Vor Schreck ziehe ich die Hand zurück. Das Ding lebt! Ich hatte also richtig vermutet: diese unförmigen Dinger sind Seelen. Verdammt viele. Ich berühre eine andere Seele, doch nichts regt sich.
  „ … finde die Seele … zahle für sie … zeige ihr den Weg … Also kann ich nicht einfach irgendeiner helfen. Nur die, die bereit ist?“, rede ich vor mich hin und erschrecke. Es ist so unglaublich still hier, dass ich glaube zu schreien.
  Wo ist die erste Seele? Ich entdecke sie und wende meine ganze Kraft auf um sie anzuheben. Da fällt mir ein, dass ich nicht weiß, was ich eigentlich tun muss. Hilflos schaue ich mich um. Niemand hier. Niemand, der mir helfen kann. Hatte Doloris nicht etwas gesagt? Man muss für die Seele zahlen? Aber wo, wie und mit was? Ich lege die Seele zurück – allerdings weiter ab von den anderen, damit ich sie nicht noch mal suchen muss – und setze mich daneben. Entweder hatte ich nicht zugehört, oder sie hat nie etwas dazu erwähnt.
  „Na, wunderbar. Ich bin im Nirgendwo, habe die Chance Jude zu retten und bekomme es nicht gebacken, weil ich zu blöd bin! Großartig.“
Jemand lacht. Ruckartig stehe ich und sehe mich um. Immer noch niemand da.
  „Sehr gut. Ich drehe durch. Genau das hat zu meinem Glück gefehlt.“
Ein Haufen verkohlter Seelen, Wasser, das keines ist und ich ohne Plan. Ich setze mich wieder und starre diesen verdammt perfekten Sand an und dann das verdammt perfekte Wasser. Und dann diese verdammt perfekte … Riesenschlange? Ich starre sie an und sie mich. Sie ist gigantisch. Ich kann kaum größer als ihre waagerechte Schlitzpupille sein, mit der sie mich ansieht. Das Auge liegt im Halbschatten und der Wulst, der ihn verursacht zieht sich nach hinten weg wo er sich zu einem gedrehten Horn windet. Das selbe auf der anderen Seite, wie ich vermute, denn das Vieh hat zwei davon. Das Maul ähnelt dem einer Schlange, doch es ist so lang und schmal wie bei einem Krokodil. Am Kinnbereich gehen zwei lange Barten ab, wie ich sie von Fischen kenne. Langsam öffnet es sein Maul und entblößt sein Raubtiergebiss. Aus der Tiefe seines Schlundes züngelt eine gespaltene, blauschwarze Zunge heraus, peitscht rasend schnell durch die Luft und verschwindet wieder. Das Wesen trägt keine Schuppen, sondern eine graue, ledrige Haut.

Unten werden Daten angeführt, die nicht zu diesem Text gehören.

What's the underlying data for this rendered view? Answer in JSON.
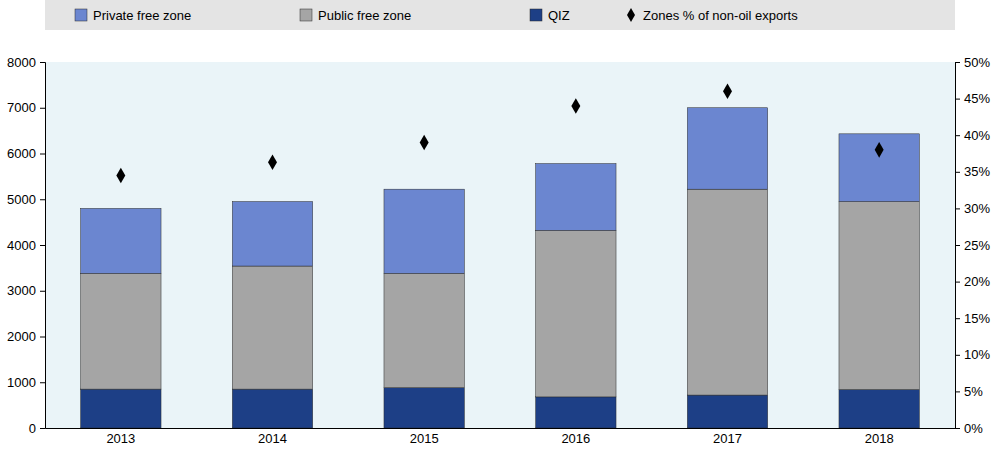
{
  "chart_data": {
    "type": "bar",
    "stacked": true,
    "grid": false,
    "legend": "top",
    "categories": [
      "2013",
      "2014",
      "2015",
      "2016",
      "2017",
      "2018"
    ],
    "series": [
      {
        "name": "Private free zone",
        "color": "#6b86d0",
        "values": [
          1420,
          1410,
          1840,
          1460,
          1780,
          1480
        ]
      },
      {
        "name": "Public free zone",
        "color": "#a5a5a5",
        "values": [
          2530,
          2690,
          2500,
          3640,
          4500,
          4110
        ]
      },
      {
        "name": "QIZ",
        "color": "#1d3f86",
        "values": [
          850,
          850,
          880,
          680,
          720,
          840
        ]
      },
      {
        "name": "Zones % of non-oil exports",
        "type": "scatter",
        "axis": "y2",
        "marker": "diamond",
        "color": "#000000",
        "values": [
          34.5,
          36.3,
          39,
          44,
          46,
          38
        ]
      }
    ],
    "ylim": [
      0,
      8000
    ],
    "yticks": [
      0,
      1000,
      2000,
      3000,
      4000,
      5000,
      6000,
      7000,
      8000
    ],
    "y2lim": [
      0,
      50
    ],
    "y2ticks": [
      {
        "value": 0,
        "label": "0%"
      },
      {
        "value": 5,
        "label": "5%"
      },
      {
        "value": 10,
        "label": "10%"
      },
      {
        "value": 15,
        "label": "15%"
      },
      {
        "value": 20,
        "label": "20%"
      },
      {
        "value": 25,
        "label": "25%"
      },
      {
        "value": 30,
        "label": "30%"
      },
      {
        "value": 35,
        "label": "35%"
      },
      {
        "value": 40,
        "label": "40%"
      },
      {
        "value": 45,
        "label": "45%"
      },
      {
        "value": 50,
        "label": "50%"
      }
    ]
  }
}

  Ich suche nach dem Ende dieses Monsters, aber da der restliche Körper sich im Wasser befindet, kann ich es nicht finden. Nun taucht es komplett unter und ist nicht mehr zu sehen. Keine Welle bleibt zurück. Aus Angst vor der Drachenschlange lasse ich das Gewässer nicht mehr aus den Augen und doch erschrecke ich erneut, als sie sich direkt am Ufer aus dem Wasser erhebt. Es muss unglaublich tief sein, dass es dieses Wesen beherbergen kann.
  Wie gelähmt stehe da und beobachte, wie sie sich langsam aus dem Wasser schiebt. Zwei eher kurze, aber kräftige Klauen helfen ihr dabei. Sie dreht den Kopf zur Seite und beobachtet mich. Dann schiebt sie sich wieder ein Stück vorwärts. Bedächtig und still. Mir wird klar, dass wenn sie mich töten wollte, es schon vorhin hätte tun können. Möglicherweise hatte sie mich minutenlang beobachtet. Ich wäre eine leichte Beute gewesen.

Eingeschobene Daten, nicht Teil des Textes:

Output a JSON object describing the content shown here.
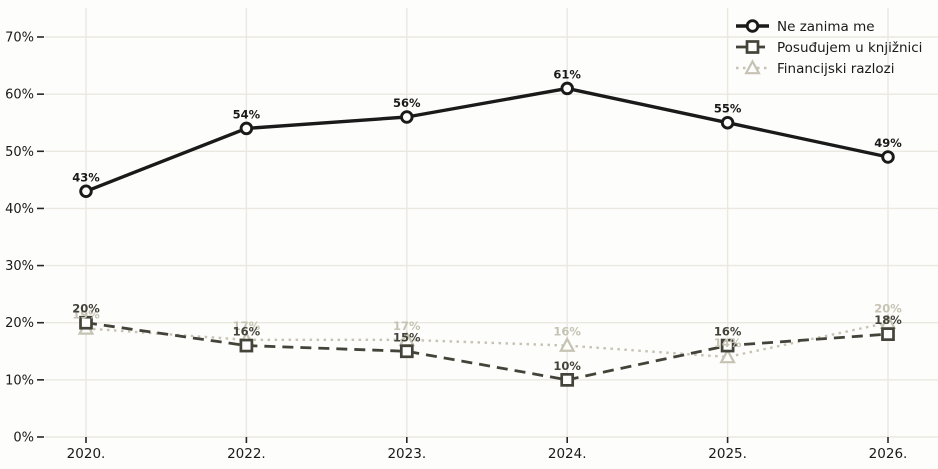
{
  "chart_data": {
    "type": "line",
    "categories": [
      "2020.",
      "2022.",
      "2023.",
      "2024.",
      "2025.",
      "2026."
    ],
    "series": [
      {
        "name": "Ne zanima me",
        "values": [
          43,
          54,
          56,
          61,
          55,
          49
        ],
        "labels": [
          "43%",
          "54%",
          "56%",
          "61%",
          "55%",
          "49%"
        ],
        "color": "#1a1a1a",
        "line_style": "solid",
        "marker": "circle"
      },
      {
        "name": "Posuđujem u knjižnici",
        "values": [
          20,
          16,
          15,
          10,
          16,
          18
        ],
        "labels": [
          "20%",
          "16%",
          "15%",
          "10%",
          "16%",
          "18%"
        ],
        "color": "#43433a",
        "line_style": "dashed",
        "marker": "square"
      },
      {
        "name": "Financijski razlozi",
        "values": [
          19,
          17,
          17,
          16,
          14,
          20
        ],
        "labels": [
          "19%",
          "17%",
          "17%",
          "16%",
          "14%",
          "20%"
        ],
        "color": "#c6c3b4",
        "line_style": "dotted",
        "marker": "triangle"
      }
    ],
    "title": "",
    "xlabel": "",
    "ylabel": "",
    "y_ticks": [
      "0%",
      "10%",
      "20%",
      "30%",
      "40%",
      "50%",
      "60%",
      "70%"
    ],
    "y_tick_values": [
      0,
      10,
      20,
      30,
      40,
      50,
      60,
      70
    ],
    "ylim": [
      0,
      75
    ],
    "grid": true,
    "legend_position": "upper-right",
    "colors": {
      "background": "#fdfdfb",
      "grid_line": "#eae8e0",
      "axis_text": "#1a1a1a",
      "tick_mark": "#262626",
      "marker_fill": "#fdfdfb"
    }
  }
}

  Plötzlich ist sie reglos; nur das mir zugewandte Auge blinzelt kurz. Es ist bernsteinfarben und erinnert mich an die Augen von Ziegen oder Schafen. Ich hauche ihr etwas zu, weiß aber selbst nicht was ich ursprünglich sagen wollte. Sie blinzelt erneut, senkt ihr Haupt, reckt es mir entgegen und verharrt in dieser Position. Zaghaft strecke ich meinen Arm aus und lege die Hand zwischen ihre Nüstern. Sie erzittern kurz, als träfe ein Windzug auf Segel. Das Maul versperrt mir jede Sicht auf den Rest des Körpers, so dass ich nur mutmaßen kann, dass es ihr gefällt. Langsam streiche ich mit der Hand über ihre Haut. Außer das sie weder warm noch kalt ist, fällt mir auf, wie trocken, rau und schroff sie ist. Kleine und größere Furchen bilden ein Netz aus Falten. Seltsam für ein Wesen das im Nassen lebt.

Wir haben noch eine Weile so gestanden; versunken in dieser für mich unwirklichen Welt. Nun zog die Drachenschlange ihre Bahnen im Wasser wie ein Knoten, den man zu entwinden versucht. Ich schließe die Augen und genieße es, keine Angst zu haben. Über nichts nachzudenken, weder über die Zukunft noch über Probleme oder andere Belanglosigkeiten. Hier ist alles gut. Es heißt, man könne seine Seele baumeln lassen. Wer immer das auch behauptet hat: es stimmt.